D-Day :Le saut des parachutistes



Les bancs de nuages que les météorologues ne pouvaient pas prévoir, s'étendaient sur les routes d'approche des deux divisions américaines:  

Les pilotes éloignèrent instinctivement  leur avion des autres, horizontalement et verticalement, de sorte que les formations furent rompues et après quelques minutes de vol beaucoup se retrouvèrent isolés.

<< Quand nous sommes sortis des nuages, raconte le lieutenant Harold Young du 326e régiment du génie parachutiste, nous étions tous seuls. Je me rappelle ma stupeur. Où étaient donc partis ces C-47 ? >>..

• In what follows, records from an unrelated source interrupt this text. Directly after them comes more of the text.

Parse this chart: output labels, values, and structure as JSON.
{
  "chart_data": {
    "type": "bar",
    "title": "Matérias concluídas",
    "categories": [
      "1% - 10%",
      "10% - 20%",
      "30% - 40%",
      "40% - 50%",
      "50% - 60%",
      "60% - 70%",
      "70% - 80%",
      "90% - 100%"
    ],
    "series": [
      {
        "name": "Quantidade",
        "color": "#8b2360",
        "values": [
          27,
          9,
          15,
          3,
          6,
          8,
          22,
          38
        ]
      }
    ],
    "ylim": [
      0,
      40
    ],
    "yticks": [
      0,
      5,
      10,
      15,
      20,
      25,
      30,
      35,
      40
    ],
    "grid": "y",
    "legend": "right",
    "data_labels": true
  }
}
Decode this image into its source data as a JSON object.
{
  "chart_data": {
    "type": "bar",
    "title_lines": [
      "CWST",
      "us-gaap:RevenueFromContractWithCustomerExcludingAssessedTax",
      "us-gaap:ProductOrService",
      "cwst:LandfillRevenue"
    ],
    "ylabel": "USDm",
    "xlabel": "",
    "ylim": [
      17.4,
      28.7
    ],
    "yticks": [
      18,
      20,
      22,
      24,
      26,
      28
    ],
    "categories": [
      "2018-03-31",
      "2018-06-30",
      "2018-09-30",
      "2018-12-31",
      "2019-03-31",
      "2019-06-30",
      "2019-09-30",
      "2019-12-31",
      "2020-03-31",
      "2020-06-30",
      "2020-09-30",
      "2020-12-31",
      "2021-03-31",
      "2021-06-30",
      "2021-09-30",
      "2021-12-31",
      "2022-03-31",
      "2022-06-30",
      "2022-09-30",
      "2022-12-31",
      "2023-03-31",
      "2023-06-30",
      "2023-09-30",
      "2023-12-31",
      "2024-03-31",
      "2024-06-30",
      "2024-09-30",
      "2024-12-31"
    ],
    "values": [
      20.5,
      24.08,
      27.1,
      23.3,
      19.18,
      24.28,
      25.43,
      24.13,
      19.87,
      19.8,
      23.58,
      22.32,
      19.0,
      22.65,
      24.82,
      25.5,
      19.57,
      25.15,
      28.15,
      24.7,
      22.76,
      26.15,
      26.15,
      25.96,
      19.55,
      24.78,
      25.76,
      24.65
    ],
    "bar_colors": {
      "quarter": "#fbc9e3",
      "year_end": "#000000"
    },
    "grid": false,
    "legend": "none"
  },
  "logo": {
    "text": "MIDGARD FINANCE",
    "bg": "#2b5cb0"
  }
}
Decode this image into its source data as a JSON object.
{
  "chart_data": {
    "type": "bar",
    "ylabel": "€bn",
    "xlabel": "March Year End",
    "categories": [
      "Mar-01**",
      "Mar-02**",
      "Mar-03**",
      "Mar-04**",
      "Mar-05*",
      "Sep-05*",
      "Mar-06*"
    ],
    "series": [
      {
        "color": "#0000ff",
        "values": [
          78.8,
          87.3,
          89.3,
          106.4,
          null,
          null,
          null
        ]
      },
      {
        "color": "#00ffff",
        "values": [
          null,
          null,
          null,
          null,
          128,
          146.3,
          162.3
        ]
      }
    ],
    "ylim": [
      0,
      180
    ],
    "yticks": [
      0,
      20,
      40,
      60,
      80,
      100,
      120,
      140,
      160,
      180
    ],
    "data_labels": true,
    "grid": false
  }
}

Le général Ridgway était dans le même cas, et quand la lumière rouge s'alluma les hommes se lèvent pour accrocher le mousqueton de la sangle  d'ouverture du parachute au câble d'encrage fixé au plafond.

Dans d'autres avions où tous étaient déjà debout, à l'entrée des nuages, les manœuvres des pilotes déséquilibrèrent les hommes et provoquèrent même des chutes.

D'autres encore sortirent des nuages et se retrouvèrent dangereusement proches des autres appareils et sous le feu des canons légers et lourds de la D.C.A. allemande placée juste au-dessous de leur itinéraire de vol.

<< Notre avion à dit le deuxième classe Donald Wilson, volait bas et il prit soudain de la hauteur pour éviter plusieurs autres appareils qui croisaient tout à coup notre route, juste devant nous. Nous avons tous été déséquilibrés et secoués, et ce n'est qu'après beaucoup de désordre que nous avons enfin repris notre position pour pouvoir sauter >>.

De nombreux parachutistes furent bléssés et des avions touchés, c'est le cas du C-47 n° 66, qui transporte le 1st lieutenant Thomas Meehan  commandant la Easy Company, du 2eBat/506e PIR de la 101e division, avec ses 17 parachutistes.

Après avoir dépassé Sainte-Mère-Eglise, un obus de la D.C.A. touche un des deux moteurs de l'avion, qui est très secoué et tous les parachutistes sont projetés sur le plancher .

Le moteur touché s'embrase et un incendie commence à ronger l'aile, ne volant que sur un moteur l'appareil commence à perdre de l'altitude.

Le pilote,le lieutenant Harold Cappelluto peine à garder le C-47 stable.

Au bout de quelques minutes l'appareil devenu incontrolable décroche et s'écrase  une centaine de mètres en contrebas, dans un champ de Beuzeville-au-Plain en bordure de la RN 13.

Il n'y eut aucun survivant  parmi les 5 membres d'équipage et les 18 parachutistes.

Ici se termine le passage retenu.